E aquilo que eu mais queria que não acontecesse, foi mesmo o que acabou por acontecer. Afastámos-nos. Parece que estava a adivinhar que ia ser assim...
Pediste-me um tempo, pediste-me espaço, e eu apenas tenho que respeitar isso. Se me está a custar? Bolas, está a custar mesmo muito.
Não entendo, juro. Na semana passada foi a tua festa de aniversário e tivemos tão bem, mesmo depois de me pedires tempo e espaço. Eu estava com medo, muito medo. Medo que não quisesses nem beijar-me, nem abraçar-me e que não me ligasses nenhuma. Mas não! Surpreendeste-me bastante até, pois tivemos melhor que nunca. A tua reação quando me viste, os teus abraços, a forma como me acariciavas e beijavas, a forma como dançámos ao som daquelas músicas, foram simplesmente únicas. Não estava nada à espera. Por isso é que eu não entendo o porquê disto tudo.

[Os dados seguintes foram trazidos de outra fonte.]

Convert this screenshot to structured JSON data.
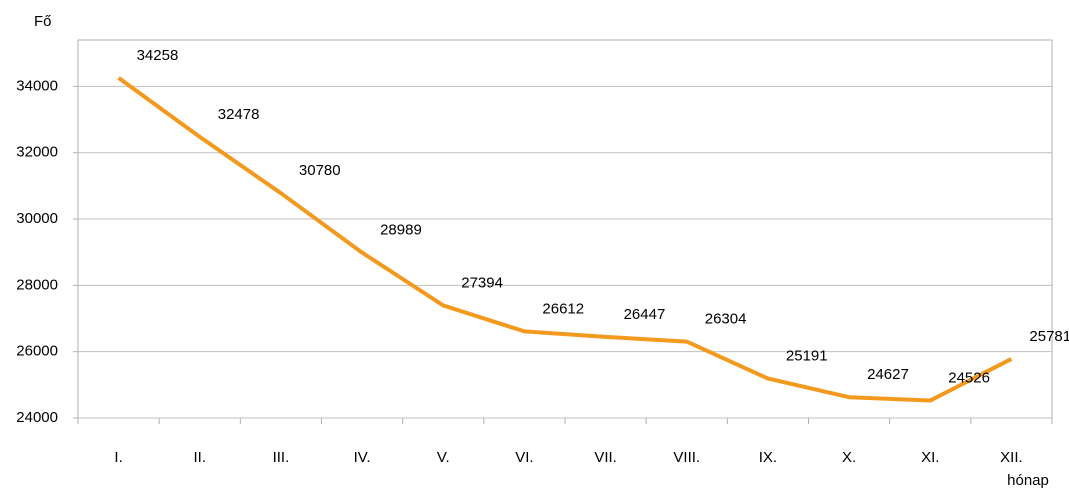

Eu entendo que me peças tempo para pensares, pois ainda não esqueceste o passado, mas e eu? Onde fico no meio disto tudo?! Eu estou a sofrer, porra! Estou a sofrer mais do que aquilo que tu pensas. 
Falávamos todos os dias, tratávamos-nos por nomes queridos, e agora, tudo isso desapareceu. Porquê? Será que fui eu que errei no meio disto tudo? Sim, errei em parte, por ter levado as coisas depressa demais e ter-me apaixonado tão facilmente. 
É que eu nem sei se deva lutar ou simplesmente desistir... eu não sei se deva seguir em frente, ou se deva esperar por ti, entendes? Não sei patavina daquilo que deva fazer. E isto está a destruir-me a cada dia que passa, por não saber o que fazer. 
Sinto-me triste, sinto-me magoada... sinto que não valho nada e que não sou importante para ninguém.
Não sei que fazer, confesso que já estou a perder as minhas forças. Mas olha, quando eu desistir, não há mesmo volta a dar. Simplesmente cansei-me! Cansei-me de perdoar tudo e todos, de esperar por coisas que nunca vão acontecer. E quando uma mulher se cansa, não há quem a traga de volta.